Christians with limited grace.

I went through a long, long period of not having a regular job. It was frustrating. In that time I got a lot of help from my mother. Who was rebuked more than once by fellow Christians for helping me, because she helped me far more than others felt comfortable with.

Yeah, their grace has limits. True of most Christians. It’s because we suck at fruit of the Spirit. We don’t have love, nor any of the traits which define love—little patience, no kindness, no emotional self-control nor humility, little faith, iffy truth, and so forth. Our love isn’t unconditional. It has loads of conditions.

In contrast Jesus practices actual love. But we regularly describe that sort of love as “too radical,” and won’t try it. Or try to find excuses for why Jesus couldn’t really have meant we should practice that in the real world.

And when other Christians give it a shot, we regularly try to shoot ’em down. We offer them “good advice” on how to be proper Mammonists stewards: “You really need to cut them off; you’re not doing them any favors by giving them so much.” Recommendations for tough love.

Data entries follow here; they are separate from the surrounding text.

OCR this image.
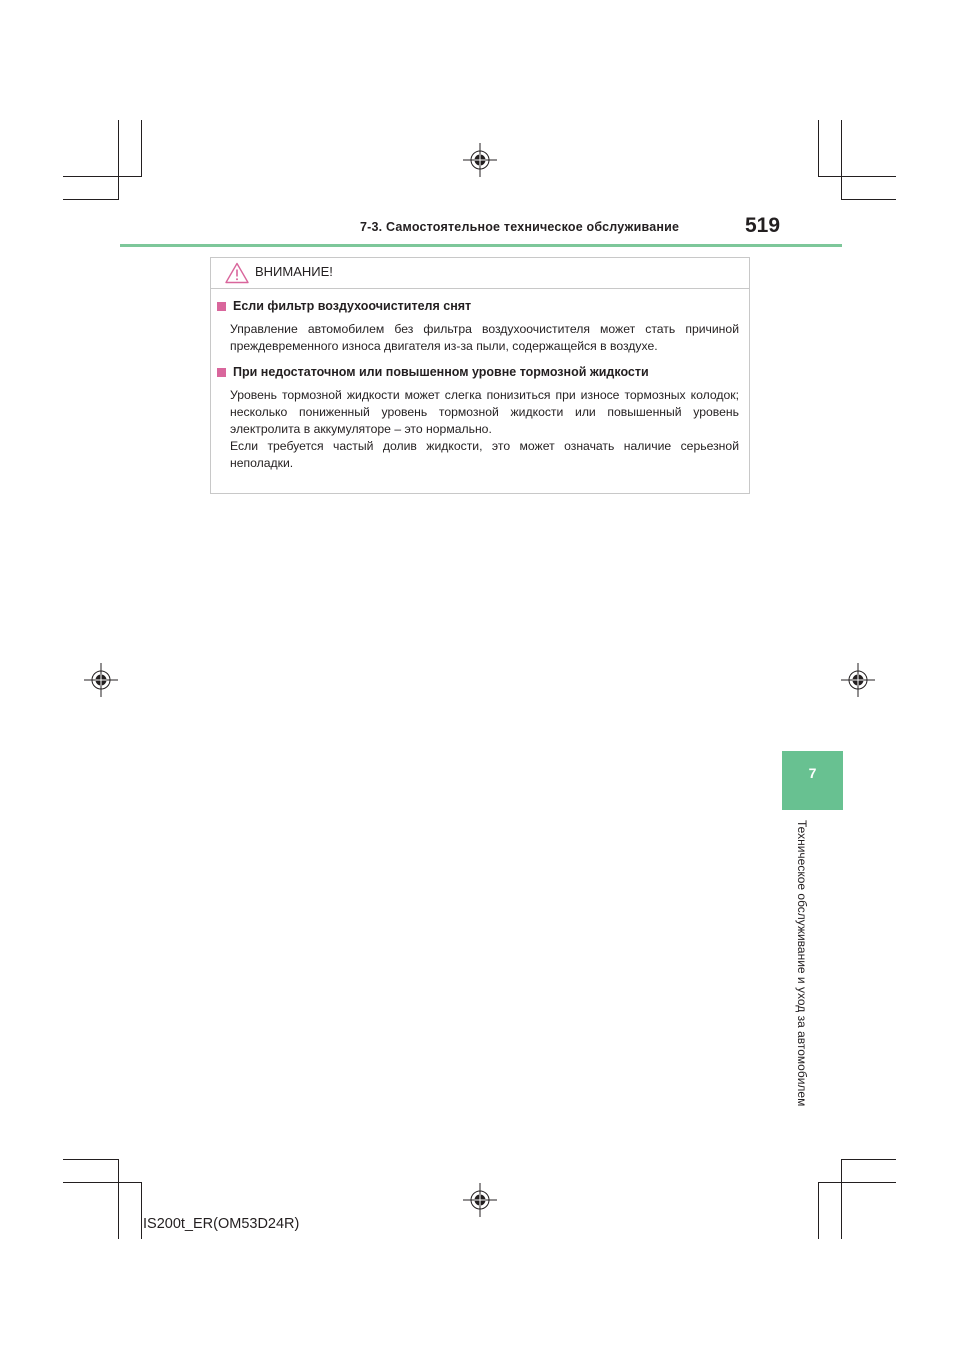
7-3. Самостоятельное техническое обслуживание	519
ВНИМАНИЕ!
Если фильтр воздухоочистителя снят

Управление автомобилем без фильтра воздухоочистителя может стать причиной преждевременного износа двигателя из-за пыли, содержащейся в воздухе.

При недостаточном или повышенном уровне тормозной жидкости

Уровень тормозной жидкости может слегка понизиться при износе тормозных колодок; несколько пониженный уровень тормозной жидкости или повышенный уровень электролита в аккумуляторе – это нормально.

Если требуется частый долив жидкости, это может означать наличие серьезной неполадки.

7
Техническое обслуживание и уход за автомобилем
IS200t_ER(OM53D24R)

Loads of pop psychology as to why it’s good for the needy to stay needy. And people may earnestly believe this junk too, and have no clue they’re preaching social Darwinism instead of Christianity.

For some of us there’s a far more sinister motive beneath our discouragement: We see Christians demonstrating Jesus-level amounts of grace and compassion, and it exposes the fact we don’t behave the same way. We feel guilty and condemned for our lack of faith. We don’t wanna feel that way about it. So rather than deal with the fact we’re in the wrong, and not really following Jesus, we rebuke those who are following Jesus. It’s hypocrisy—but we psyche ourselves into believing we’re being pragmatic and wise. Jesus would far rather we be wise than loving, right?

So, those people who advised my mom to stop helping me and cut me off: Clearly they didn’t love me. (Didn’t know me, so of course they didn’t love me.) Didn’t care to give me the benefit of the doubt. Don’t really give any needy people the benefit of the doubt; they gotta be needy because of some moral failure, right? Apparently they think the very same way as Job’s so-called friends.

But every Christian knows we could stand to be more forgiving than we typically are. Every single one of us has been a recipient of God’s amazing grace. Every single one of us experiences many other kinds of grace—common courtesy, common generosity, freebies, forgiveness, people “paying it forward.” Even if you totally believe in karma, you’re quite aware you’re not as far on the positive side of the scale as you should be. Every single one of us has been forgiven and blessed far more than we merit. Especially those of us who live in wealthy countries.

So what reasons do we really have for putting caps on grace? None but unthinking ones, or selfish ones.

Start asking yourself whether you really are acting like your heavenly Father, and showing compassion to every needy person you come across… or whether you’re acting like Satan, and preemptively accusing people of being evil and deserving nothing. Jb 1.9-11 Does your attitude reflect God’s unlimited capacity, or the limits of your imagination? What should it reflect?